La décentralisation effective mettra-t-elle fin à la crise anglophone ?

samedi, 02 février 2019 10:34 Stéphane Nzesseu

 
Au cœur des revendications mises en avant à la genèse de cette crise qui détruit les régions du Nord-Ouest et du Sud-Ouest Cameroun, l'amélioration des conditions de vie des citoyens de ces régions. De Buéa à Bamenda, les populations sont convaincues que si tout n'était pas piloté depuis Etoudi, elles se porteraient mieux. D'où ce mélange de genre et de confusion entre séparation d'avec l'État du Cameroun et volonté affichée de faire tomber le régime actuel. La décentralisation apparaît comme la porte de sortie de crise.
 
Le Président de la République du Cameroun, S.E. Paul Biya a annoncé la tenue au cours de cette année l'élection des magistrats régionaux.
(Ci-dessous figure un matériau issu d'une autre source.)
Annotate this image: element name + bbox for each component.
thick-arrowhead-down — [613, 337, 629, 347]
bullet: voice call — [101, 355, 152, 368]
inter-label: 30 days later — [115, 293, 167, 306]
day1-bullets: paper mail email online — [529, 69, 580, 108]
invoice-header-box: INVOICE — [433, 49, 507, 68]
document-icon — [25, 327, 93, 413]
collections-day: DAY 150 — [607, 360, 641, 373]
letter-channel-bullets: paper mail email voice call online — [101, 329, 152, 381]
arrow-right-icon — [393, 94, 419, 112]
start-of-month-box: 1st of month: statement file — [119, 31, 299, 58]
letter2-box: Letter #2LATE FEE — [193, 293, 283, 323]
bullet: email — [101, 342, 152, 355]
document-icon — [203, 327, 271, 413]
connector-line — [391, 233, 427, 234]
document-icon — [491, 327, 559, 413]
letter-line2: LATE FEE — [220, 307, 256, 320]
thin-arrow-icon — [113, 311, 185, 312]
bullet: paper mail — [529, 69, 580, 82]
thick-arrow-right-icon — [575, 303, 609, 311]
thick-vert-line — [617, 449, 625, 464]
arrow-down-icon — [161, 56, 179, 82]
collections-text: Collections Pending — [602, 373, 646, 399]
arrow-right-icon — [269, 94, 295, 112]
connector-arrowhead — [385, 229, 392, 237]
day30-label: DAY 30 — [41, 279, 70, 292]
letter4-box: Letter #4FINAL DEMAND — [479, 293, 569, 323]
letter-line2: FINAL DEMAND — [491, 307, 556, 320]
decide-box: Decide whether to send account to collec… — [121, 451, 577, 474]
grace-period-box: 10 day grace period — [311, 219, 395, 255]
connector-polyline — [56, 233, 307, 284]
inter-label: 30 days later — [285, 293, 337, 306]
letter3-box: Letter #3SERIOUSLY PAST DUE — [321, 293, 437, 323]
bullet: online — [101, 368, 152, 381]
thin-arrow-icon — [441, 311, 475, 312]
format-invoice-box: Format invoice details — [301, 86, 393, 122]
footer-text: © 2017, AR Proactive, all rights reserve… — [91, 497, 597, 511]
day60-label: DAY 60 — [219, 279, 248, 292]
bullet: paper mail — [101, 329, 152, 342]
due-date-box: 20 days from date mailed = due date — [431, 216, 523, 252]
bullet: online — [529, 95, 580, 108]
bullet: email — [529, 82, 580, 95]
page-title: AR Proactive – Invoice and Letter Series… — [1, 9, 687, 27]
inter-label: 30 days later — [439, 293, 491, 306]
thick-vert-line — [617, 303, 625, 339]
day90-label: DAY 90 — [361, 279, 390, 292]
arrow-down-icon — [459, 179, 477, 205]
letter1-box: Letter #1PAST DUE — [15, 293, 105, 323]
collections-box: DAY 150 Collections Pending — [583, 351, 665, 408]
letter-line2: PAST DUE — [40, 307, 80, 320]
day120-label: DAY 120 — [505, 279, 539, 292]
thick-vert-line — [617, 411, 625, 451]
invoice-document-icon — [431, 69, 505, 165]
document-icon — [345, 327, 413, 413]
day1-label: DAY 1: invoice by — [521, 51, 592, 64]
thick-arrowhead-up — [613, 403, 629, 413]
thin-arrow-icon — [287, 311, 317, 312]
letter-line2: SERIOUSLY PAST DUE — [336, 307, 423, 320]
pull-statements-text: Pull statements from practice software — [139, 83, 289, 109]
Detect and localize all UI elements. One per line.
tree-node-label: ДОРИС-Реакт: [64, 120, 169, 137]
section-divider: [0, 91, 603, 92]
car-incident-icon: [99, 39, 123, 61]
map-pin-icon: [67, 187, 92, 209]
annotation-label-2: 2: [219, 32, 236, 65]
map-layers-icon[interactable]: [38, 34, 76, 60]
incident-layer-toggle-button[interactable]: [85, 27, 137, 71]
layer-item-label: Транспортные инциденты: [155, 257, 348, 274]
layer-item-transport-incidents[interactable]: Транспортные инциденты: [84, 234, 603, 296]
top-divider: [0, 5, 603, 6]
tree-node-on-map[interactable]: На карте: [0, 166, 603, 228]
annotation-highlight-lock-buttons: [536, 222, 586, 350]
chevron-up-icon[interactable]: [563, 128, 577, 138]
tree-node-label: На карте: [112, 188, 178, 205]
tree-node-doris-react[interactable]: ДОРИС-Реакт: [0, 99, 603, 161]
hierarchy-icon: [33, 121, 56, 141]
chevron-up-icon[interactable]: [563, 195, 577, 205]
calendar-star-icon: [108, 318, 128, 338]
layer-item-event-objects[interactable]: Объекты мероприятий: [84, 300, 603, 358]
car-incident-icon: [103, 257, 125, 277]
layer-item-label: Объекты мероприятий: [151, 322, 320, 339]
C'était au cours du conseil de cabinet qu'il a tenu en ce début janvier 2019. Une nouvelle qui intervient dans ce contexte où des populations de deux régions du pays manifestent leur exaspération d'une extrême concentration du pouvoir qui les délestent chaque jour du droit de décider du sort des richesses de leur sol et sous-sol.
 
1996 - 2019, 23 ans après sa consécration par la loi constitutionnelle du 18 janvier 1996, la décentralisation n'est pas encore effective. Et la crise anglophone actuelle en est une des conséquences. La longue attente de la mise en œuvre des mécanismes de décentralisation, couplée à la longue durée des affrontements entre séparatistes et forces républicaines, a considérablement plombé toute tentative de ramener la paix dans ces régions.
 
Rappelons qu'à l'origine de la crise, il se posait le problème de la traduction des textes de droits en langue anglaise, de la nomination des agents de l'État d'expression exclusivement francophone. Et les secteurs les plus touchés par cet situation étaient les administrations de la justice et de l'éducation. D'où les mouvements de revendications observés dans ces deux corps de métier. Des manquements qui n'auraient jamais dû arriver si la décentralisation était déjà mise en œuvre. Dans le système décentralisé, ce sont les maires qui définissent les besoins de la localité et ont le pouvoir de pourvoir aux différentes fonctions.
 
A l'observation de la genèse de cette crise, on est amère à l'idée de savoir qu'il n'y aurait jamais eu de morts si les dispositions de la loi constitutionnelle de 1996 étaient mis en pratique.
 
Toutefois, si au final les autorités de Yaoundé consentaient à démanteler le centralisme à outrance qui prévaut en ce moment pour faire place à une véritable gouvernance locale, les revendications des sécessionnistes tomberaient en désuétude. En effet, l'administration décentralisée offre une part d'autonomie importante aux collectivités locales. Plus concrètement, dans un environnement décentralisé, le maire de Buéa par exemple pourrait avec le budget d'investissement mis à sa disposition, créer des emplois dans sa localité, construire des routes convenables pour l'écoulement des produits agricoles dont la zone est fortement pourvue. Étant proche des habitants de sa contrée, il se souciera plus de leur devenir. La création tardive du conseil régional et le parachèvement de la mise en œuvre de la décentralisation permettra certainement de tempérer les ardeurs des populations dans les deux régions.